TORONTO, Sept 11 (Reuters) - Investigators believe the crude oil aboard a Canadian train that derailed in the center of a small Quebec town in July, killing 47 people, was “violently” explosive and likely not correctly labeled, the Globe and Mail newspaper reported on Wednesday.
The Globe’s report, quoting unidentified sources who have seen correspondence between the Canadian Transportation Safety Board and U.S. regulators, said the TSB was worried about how oil from the Bakken region of North Dakota is labeled, and about whether tanker cars are up to the task of transporting them.
The train, hauling 72 tanker cars of Bakken crude, was parked uphill of the Quebec town of Lac-Megantic when it rolled away, accelerated on a downhill grade and derailed and exploded in vast fireballs in the center of town.
The Transportation Safety Board scheduled a news briefing for 10:30 a.m. (1430 GMT)
The fireballs had already raised concern about the cargo, given that crude oil does not normally explode very readily. Bakken crude is lighter, and hence more volatile, than crude from some other areas.
The Globe said the cargo was labeled as a “group 3 product”, the normal classification category for crude oil. But more explosive oil should be labeled group 2, a label that affects how emergency services deal with an accident.

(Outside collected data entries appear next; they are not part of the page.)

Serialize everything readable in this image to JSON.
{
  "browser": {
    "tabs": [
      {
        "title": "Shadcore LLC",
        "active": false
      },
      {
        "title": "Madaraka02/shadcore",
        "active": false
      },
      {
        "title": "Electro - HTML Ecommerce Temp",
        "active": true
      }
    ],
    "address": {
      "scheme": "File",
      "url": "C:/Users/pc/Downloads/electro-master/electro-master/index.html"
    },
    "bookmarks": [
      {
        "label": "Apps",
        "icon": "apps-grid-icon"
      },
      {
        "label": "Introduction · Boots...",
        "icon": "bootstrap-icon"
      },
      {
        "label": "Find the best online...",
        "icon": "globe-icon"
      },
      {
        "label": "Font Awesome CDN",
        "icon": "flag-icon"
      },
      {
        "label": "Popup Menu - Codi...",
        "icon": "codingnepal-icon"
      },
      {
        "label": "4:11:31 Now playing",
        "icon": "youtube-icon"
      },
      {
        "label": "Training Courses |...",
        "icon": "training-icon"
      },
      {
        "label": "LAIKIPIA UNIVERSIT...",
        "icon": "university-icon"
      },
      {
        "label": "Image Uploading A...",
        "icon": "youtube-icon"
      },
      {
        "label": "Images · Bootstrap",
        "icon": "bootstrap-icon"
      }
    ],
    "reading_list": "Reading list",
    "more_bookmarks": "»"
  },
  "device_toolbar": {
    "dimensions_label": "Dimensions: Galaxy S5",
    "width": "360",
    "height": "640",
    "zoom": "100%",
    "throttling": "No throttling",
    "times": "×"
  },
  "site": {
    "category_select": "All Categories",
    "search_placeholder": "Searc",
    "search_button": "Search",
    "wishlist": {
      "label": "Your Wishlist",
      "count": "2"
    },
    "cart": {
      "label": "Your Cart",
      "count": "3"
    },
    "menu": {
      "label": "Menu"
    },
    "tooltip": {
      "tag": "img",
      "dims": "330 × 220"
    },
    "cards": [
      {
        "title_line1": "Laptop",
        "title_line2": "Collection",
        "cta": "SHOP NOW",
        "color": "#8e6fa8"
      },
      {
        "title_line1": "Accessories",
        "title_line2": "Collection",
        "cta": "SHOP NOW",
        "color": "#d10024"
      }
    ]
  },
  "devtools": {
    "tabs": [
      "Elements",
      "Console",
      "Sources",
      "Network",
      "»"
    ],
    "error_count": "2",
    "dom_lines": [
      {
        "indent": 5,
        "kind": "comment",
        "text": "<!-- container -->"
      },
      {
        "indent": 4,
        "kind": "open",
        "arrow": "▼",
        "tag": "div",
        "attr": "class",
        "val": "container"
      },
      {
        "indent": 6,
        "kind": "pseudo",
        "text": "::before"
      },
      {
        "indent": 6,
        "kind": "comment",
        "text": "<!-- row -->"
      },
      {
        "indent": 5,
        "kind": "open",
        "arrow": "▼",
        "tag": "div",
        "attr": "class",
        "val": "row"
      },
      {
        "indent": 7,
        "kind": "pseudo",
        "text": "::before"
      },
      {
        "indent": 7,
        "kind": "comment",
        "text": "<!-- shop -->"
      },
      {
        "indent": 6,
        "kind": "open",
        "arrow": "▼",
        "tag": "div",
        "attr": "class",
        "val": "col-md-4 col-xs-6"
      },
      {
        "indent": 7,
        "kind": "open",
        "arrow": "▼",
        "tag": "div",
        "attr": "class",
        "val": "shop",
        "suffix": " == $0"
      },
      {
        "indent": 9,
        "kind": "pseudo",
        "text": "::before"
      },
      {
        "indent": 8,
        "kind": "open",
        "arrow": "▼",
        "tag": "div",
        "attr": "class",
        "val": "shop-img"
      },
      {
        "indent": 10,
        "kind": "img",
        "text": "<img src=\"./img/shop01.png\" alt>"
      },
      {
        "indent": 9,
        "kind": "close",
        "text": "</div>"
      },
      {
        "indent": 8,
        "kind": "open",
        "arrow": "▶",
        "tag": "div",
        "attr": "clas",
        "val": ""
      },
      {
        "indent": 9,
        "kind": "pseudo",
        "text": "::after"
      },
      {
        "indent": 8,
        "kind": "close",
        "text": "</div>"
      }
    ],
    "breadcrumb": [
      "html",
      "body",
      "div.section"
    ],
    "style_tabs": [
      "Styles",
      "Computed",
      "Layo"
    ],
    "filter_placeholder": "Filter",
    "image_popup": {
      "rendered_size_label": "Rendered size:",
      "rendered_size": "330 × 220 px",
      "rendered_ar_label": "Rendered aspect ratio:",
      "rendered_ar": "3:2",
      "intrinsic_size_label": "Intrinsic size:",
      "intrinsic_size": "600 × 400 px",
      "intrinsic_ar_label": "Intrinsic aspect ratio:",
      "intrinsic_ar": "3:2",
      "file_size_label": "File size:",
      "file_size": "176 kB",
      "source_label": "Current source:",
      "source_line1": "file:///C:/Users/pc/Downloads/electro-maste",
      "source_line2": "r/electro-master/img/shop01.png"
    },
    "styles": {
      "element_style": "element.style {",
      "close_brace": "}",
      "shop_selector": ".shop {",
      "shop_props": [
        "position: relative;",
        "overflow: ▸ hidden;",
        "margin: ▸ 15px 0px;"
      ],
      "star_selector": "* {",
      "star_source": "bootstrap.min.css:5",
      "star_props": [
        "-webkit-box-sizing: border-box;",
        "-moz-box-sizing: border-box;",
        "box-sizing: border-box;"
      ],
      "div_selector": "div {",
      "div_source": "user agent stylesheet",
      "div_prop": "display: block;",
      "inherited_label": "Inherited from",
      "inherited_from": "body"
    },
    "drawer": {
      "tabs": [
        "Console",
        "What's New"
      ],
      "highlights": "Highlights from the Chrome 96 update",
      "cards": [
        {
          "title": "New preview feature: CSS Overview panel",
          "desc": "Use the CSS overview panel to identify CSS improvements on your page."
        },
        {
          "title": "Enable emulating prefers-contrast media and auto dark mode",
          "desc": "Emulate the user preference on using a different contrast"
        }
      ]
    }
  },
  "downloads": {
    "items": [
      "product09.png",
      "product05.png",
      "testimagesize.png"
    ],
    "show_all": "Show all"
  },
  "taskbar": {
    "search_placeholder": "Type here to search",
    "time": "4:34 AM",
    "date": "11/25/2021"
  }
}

“Safety board investigators argue the shipment did not conform with strict federal classification standards,” the Globe said. “Instead, officials concluded the lighter, more volatile crude should have been classified as a more explosive group 2 oil.”
The board was to announce new recommendations for the rail industry at its briefing. It has already said trains carrying dangerous goods must not be left unattended on a main track, and two “qualified persons” must run any train that hauls dangerous goods.
The train in the Lac-Megantic crash, operated by now-bankrupt railroad Montreal Maine & Atlantic, had a single engineer aboard when it was parked for the night on the main line.
Changes in crude labeling could have implications for the rising volumes of crude-by-rail shipments across North America, which has gained in popularity as pipelines fill to capacity.